From e810077488e190c07e98022f1f16ece9f96d8e8b Mon Sep 17 00:00:00 2001
From: Dom Brown <3886319+DomBrown@users.noreply.github.com>
Date: Fri, 3 Oct 2025 00:04:58 +0100
Subject: [PATCH] Allow use of TRTLLM_MHA backend for hybrid attention on
 Blackwell (#11138)

---
 python/sglang/srt/layers/attention/attention_registry.py | 3 ++-
 python/sglang/srt/model_executor/model_runner.py         | 2 +-
 2 files changed, 3 insertions(+), 2 deletions(-)
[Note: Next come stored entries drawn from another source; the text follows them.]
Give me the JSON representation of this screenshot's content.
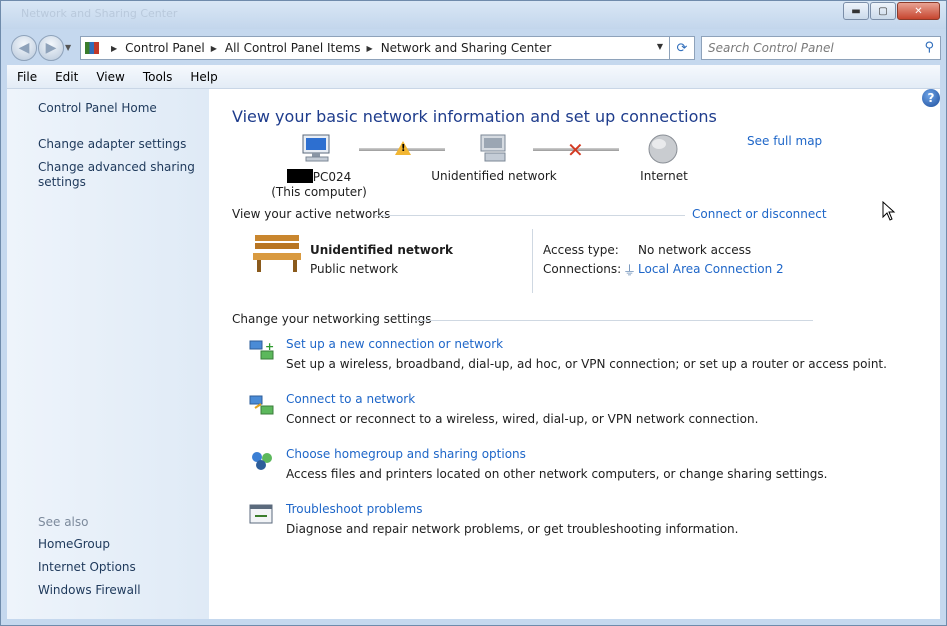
{
  "window": {
    "title": "Network and Sharing Center",
    "controls": {
      "minimize": "▬",
      "maximize": "▢",
      "close": "✕"
    }
  },
  "address_bar": {
    "breadcrumbs": [
      "Control Panel",
      "All Control Panel Items",
      "Network and Sharing Center"
    ],
    "search_placeholder": "Search Control Panel"
  },
  "menu": [
    "File",
    "Edit",
    "View",
    "Tools",
    "Help"
  ],
  "sidebar": {
    "top_links": [
      "Control Panel Home",
      "Change adapter settings",
      "Change advanced sharing settings"
    ],
    "see_also_label": "See also",
    "see_also_links": [
      "HomeGroup",
      "Internet Options",
      "Windows Firewall"
    ]
  },
  "main": {
    "title": "View your basic network information and set up connections",
    "see_full_map": "See full map",
    "map": {
      "computer_name": "PC024",
      "computer_sub": "(This computer)",
      "network_label": "Unidentified network",
      "internet_label": "Internet"
    },
    "active_networks": {
      "header": "View your active networks",
      "connect_link": "Connect or disconnect",
      "name": "Unidentified network",
      "type": "Public network",
      "access_type_label": "Access type:",
      "access_type_value": "No network access",
      "connections_label": "Connections:",
      "connections_value": "Local Area Connection 2"
    },
    "settings": {
      "header": "Change your networking settings",
      "tasks": [
        {
          "link": "Set up a new connection or network",
          "desc": "Set up a wireless, broadband, dial-up, ad hoc, or VPN connection; or set up a router or access point."
        },
        {
          "link": "Connect to a network",
          "desc": "Connect or reconnect to a wireless, wired, dial-up, or VPN network connection."
        },
        {
          "link": "Choose homegroup and sharing options",
          "desc": "Access files and printers located on other network computers, or change sharing settings."
        },
        {
          "link": "Troubleshoot problems",
          "desc": "Diagnose and repair network problems, or get troubleshooting information."
        }
      ]
    }
  },
  "colors": {
    "link": "#1e66c8",
    "title": "#1e3c8c",
    "sidebar_link": "#1e395b",
    "warning": "#f2b632",
    "error": "#d33a22"
  }
}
diff --git a/python/sglang/srt/layers/attention/attention_registry.py b/python/sglang/srt/layers/attention/attention_registry.py
index 658ad1f0f..aa843685a 100644
--- a/python/sglang/srt/layers/attention/attention_registry.py
+++ b/python/sglang/srt/layers/attention/attention_registry.py
@@ -178,7 +178,8 @@ def attn_backend_wrapper(runner, full_attn_backend):
         if is_blackwell():
             assert (
                 runner.server_args.attention_backend == "triton"
-            ), "triton backend is the only supported backend on Blackwell GPUs for hybrid GDN models, use --attention-backend triton to specify the backend."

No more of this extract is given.